RealEstat.id (Jakarta) - "Risiko datang dari ketidaktahuan apa yang kamu kerjakan". Begitu ungkap Warrent Buffet, seorang pialang saham sukses. Ungkapan ini patut pula dipertimbangkan saat memilih langkah penyelesaian sengketa utang dalam bisnis properti.
Perkembangan saat ini memerlihatkan beberapa pengembang properti sedang menghadapi sengketa utang. Mereka berada di bawah ancaman PKPU/Kepailitan. Padahal langkah hukum ini belum tentu pas.
Belum Tentu Pas
Tren PKPU/Kepailitan cenderung meningkat. Padahal langkah hukum ini belum tentu pas menjadi solusi. Pasalnya kondisi bisnis masih dalam kondisi sulit terdampak pandemi virus Corona (Covid-19). Pemberesan boedel pailit oleh kurator tidak mudah. Pemberesan yang dilakukan kurator membutuhkan waktu yang panjang.

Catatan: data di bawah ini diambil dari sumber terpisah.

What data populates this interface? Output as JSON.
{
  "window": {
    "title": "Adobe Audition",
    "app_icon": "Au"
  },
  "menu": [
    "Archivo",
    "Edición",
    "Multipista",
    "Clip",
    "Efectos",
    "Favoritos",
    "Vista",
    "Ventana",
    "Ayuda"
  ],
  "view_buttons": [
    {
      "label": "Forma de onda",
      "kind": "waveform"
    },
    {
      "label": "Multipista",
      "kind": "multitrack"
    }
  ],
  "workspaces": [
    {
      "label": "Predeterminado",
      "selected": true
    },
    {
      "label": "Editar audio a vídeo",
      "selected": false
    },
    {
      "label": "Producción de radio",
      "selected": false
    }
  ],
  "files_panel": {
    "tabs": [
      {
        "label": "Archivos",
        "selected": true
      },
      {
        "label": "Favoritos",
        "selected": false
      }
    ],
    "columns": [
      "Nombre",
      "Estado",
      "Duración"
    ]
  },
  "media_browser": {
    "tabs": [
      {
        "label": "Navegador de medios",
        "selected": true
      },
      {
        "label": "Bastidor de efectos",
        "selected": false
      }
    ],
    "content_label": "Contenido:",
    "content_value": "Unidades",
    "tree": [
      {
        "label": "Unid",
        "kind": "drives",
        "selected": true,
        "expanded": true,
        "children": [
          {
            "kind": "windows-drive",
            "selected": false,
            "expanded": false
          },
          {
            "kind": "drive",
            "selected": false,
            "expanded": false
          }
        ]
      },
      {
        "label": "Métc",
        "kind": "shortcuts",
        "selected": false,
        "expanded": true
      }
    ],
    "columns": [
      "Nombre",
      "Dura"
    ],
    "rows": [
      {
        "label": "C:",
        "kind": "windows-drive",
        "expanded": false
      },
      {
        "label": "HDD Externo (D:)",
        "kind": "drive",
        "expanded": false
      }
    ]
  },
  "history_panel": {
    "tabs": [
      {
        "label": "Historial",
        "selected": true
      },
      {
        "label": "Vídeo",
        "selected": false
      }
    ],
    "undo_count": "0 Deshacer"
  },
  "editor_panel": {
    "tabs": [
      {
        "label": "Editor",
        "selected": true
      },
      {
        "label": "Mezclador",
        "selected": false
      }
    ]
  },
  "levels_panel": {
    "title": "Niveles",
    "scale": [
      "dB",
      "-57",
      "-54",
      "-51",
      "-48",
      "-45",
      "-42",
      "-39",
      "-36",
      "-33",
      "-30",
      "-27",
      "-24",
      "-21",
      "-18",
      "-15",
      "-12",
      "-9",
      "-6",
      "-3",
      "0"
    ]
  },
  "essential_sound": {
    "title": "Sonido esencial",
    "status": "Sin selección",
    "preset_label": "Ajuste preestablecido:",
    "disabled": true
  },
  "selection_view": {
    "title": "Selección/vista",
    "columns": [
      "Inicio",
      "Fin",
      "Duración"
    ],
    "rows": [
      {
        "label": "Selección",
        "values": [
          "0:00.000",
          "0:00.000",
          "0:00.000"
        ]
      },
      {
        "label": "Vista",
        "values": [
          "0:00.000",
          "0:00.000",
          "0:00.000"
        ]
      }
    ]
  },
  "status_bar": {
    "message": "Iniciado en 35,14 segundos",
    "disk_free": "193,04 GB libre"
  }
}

Baca Juga: Pengembang dalam PKPU, Bagaimana Nasib Konsumen Properti?
Pailit lanjut usaha (on going concern) relatif jarang yang menorehkan kisah sukses. Langkah itu berujung kepada likuidasi obyek jaminan secara bertahap. Kurator masih memiliki keterbatasan dalam meningkatkan nilai aset dengan melanjutkan usaha.
Pihak Kreditur sebaiknya mempertimbangkan cukup matang sebelum mengambil langkah ini. Banyak sekali faktor yang harus dipertimbangkan. Tidak terkecuali konsumen properti selaku Kreditur Konkuren. Konsumen adalah kreditur yang memiliki kasta terendah setelah Kreditur Preference dan Kreditur Seperatis.
Baca Juga: 5 Langkah Restrukturisasi Kredit Properti Akibat COVID-19
Langkah kepailitan dalam penyelesaian utang bisnis properti bisa menjadi bumerang, karena mengambil langkah pailit dapat membuat potensi pemulihan kerugian (recovery) berkurang. Waktu yang dibutuhkan juga cukup panjang. Sementara para kreditur terus meradang karena uang yang diinvestasikan berpotensi akan hilang.
Pengembang Nakal
Langkah pailit tepat apabila pengembang properti tidak memiliki itikad baik atau nakal. Pengembang nakal perlu diberikan pembelajaran agar tidak mengganggu disiplin pasar properti. Bukan hanya perusahaan yang dimohonkan pailit. Pribadinya pengembang nakal sangat pantas untuk dimohonkan pailit.
Pengembang nakal patut pula diberi pembelajaran dengan "sengatan" pidana. Bukan hanya pidana umum tetapi juga Tindak Pidana Pencucian Uang (TPPU). Kemungkinan ini dapat diperhatikan dalam UU No.8 tahun 2010 tentang Pencegahan dan Pemberantasan Tindak Pidana Pencucian Uang.
Baca Juga: Perlu Diketahui, Jenis-jenis Akad KPR Syariah
Penerapan prinsip the follow of money dalam TPPU diharapkan dapat membantu kreditur memastikan dugaan tindak pidana penipuan dan/atau penggelapan dana serta pencucian uang yang dilakukan debitur. Moga-moga langkah hukum tambahan ini dapat menjadi potensi memaksimalkan pemulihaan kerugian kreditur.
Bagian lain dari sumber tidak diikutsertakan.